Ein Verbot so genannter Killerspiele fordern nach dem Amoklauf eines 18-Jährigen in Emsdetten momentan vor allem Politiker aus der CDU und CSU. Aus den Reihen von FDP, Grünen und Linkspartei werden genauso Bedenken laut wie aus Wissenschaft und Wirtschaft. Der niedersächsische Innenminister Uwe Schünemann hat mittlerweile von Ministerpräsident Christian Wulff Rückendeckung für eine neue Bundesratsinitiative zur Verbesserung des Jugendschutzes im Spielebereich erhalten. Sein bayerischer Kollege Günther Beckstein drängt gleichzeitig auf eine "schnelle politische Entscheidung". Eine rechtlich wasserdichte Definition von "Killerspielen" kann nach Ansicht des CSU-Politikers bei "gutem Willen" in vier Wochen erreicht werden.
Beckstein zeigte sich tief betroffen vom Ausmaß der Gewaltdarstellungen in einzelnen Computerspielen, die er selbst gesehen habe: "Da graust's einem Erwachsenen, das geht einem tagelang nach." Zumindest der Jugendschutz müsse Vorrang haben vor dem Gewinnstreben von Herstellern. Es gebe kein Recht darauf, Menschen zu verderben, wehrte sich Beckstein gegen eine besondere Berücksichtigung wirtschaftlicher Tätigkeitsausübungen. Auch den Einwand, im weltweiten Internet könne man die Verbreitung solcher Spiele nicht wirksam untersagen, ließ er nicht gelten: Beim Kampf gegen die – allerdings international geächtete – Kinderpornografie habe man gezeigt, dass die "Cyberpolizei" das Problem massiv zurückdrängen könne.

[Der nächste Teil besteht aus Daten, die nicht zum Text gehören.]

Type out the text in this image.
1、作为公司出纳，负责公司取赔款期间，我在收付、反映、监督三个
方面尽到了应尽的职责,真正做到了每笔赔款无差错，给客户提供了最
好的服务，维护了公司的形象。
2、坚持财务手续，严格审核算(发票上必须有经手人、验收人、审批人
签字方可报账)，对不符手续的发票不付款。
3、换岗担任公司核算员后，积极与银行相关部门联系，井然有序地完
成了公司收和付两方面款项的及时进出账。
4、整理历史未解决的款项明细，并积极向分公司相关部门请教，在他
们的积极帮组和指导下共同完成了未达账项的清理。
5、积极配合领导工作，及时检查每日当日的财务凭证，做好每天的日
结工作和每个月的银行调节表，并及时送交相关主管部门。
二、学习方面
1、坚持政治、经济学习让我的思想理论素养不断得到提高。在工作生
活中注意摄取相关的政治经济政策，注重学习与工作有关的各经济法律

Auch das Bundestagsgutachten hat sich über die Effizienz eines deutschen Alleingangs Gedanken gemacht. Um die grundsätzliche Eignung einer Verbotsregelung zu untermauern, schlägt es vor, "auch eine Regelung zur Zugriffsbeschränkung für Internetseiten mit entsprechenden Inhalten zu erlassen" und trotz jahrelanger Debatten über Sinn und Grundrechtsverträglichkeit von Zwangsfiltern über derartige Methoden neu nachzudenken. Aufgegriffen hat die Fraktionsvize der Union im Bundestag, Katherina Reiche, laut einem Bericht des Senders N24 diesen Hinweis teilweise mit ihrem Vorschlag, dass Provider Netzinhalte vorauseilend überwachen und verdächtige Inhalte anzeigen sollten: Sie finde es an der Zeit, "die Internet-Anbieter zu verpflichten, bei bestimmten Stichworten die zuständigen Behörden zu informieren".
Kritisch beurteilen die Gutachter des Parlaments die Tätigkeit der Unterhaltungssoftware Selbstkontrolle (USK). Die Spielehersteller seien nicht ausdrücklich verpflichtet, ihre Produkte von der USK auf ihre Alterstauglichkeit hin überprüfen zu lassen, monieren sie. Ohne eine Kennzeichnungspflicht sei jedoch die Kontrolle äußerst erschwert, welche Spiele überhaupt vermarktet würden. Generell dürfte ein Eingriff in das Elternrecht, bestimmte mediale Inhalte zu verbieten und damit ein Stück der medialen Erziehungskompetenz der Eltern zu beschneiden, "nach Abwägung mit dem staatlichen Schutzauftrag im Bereich des Jugendschutzes im Ergebnis als zulässig zu bewerten sein".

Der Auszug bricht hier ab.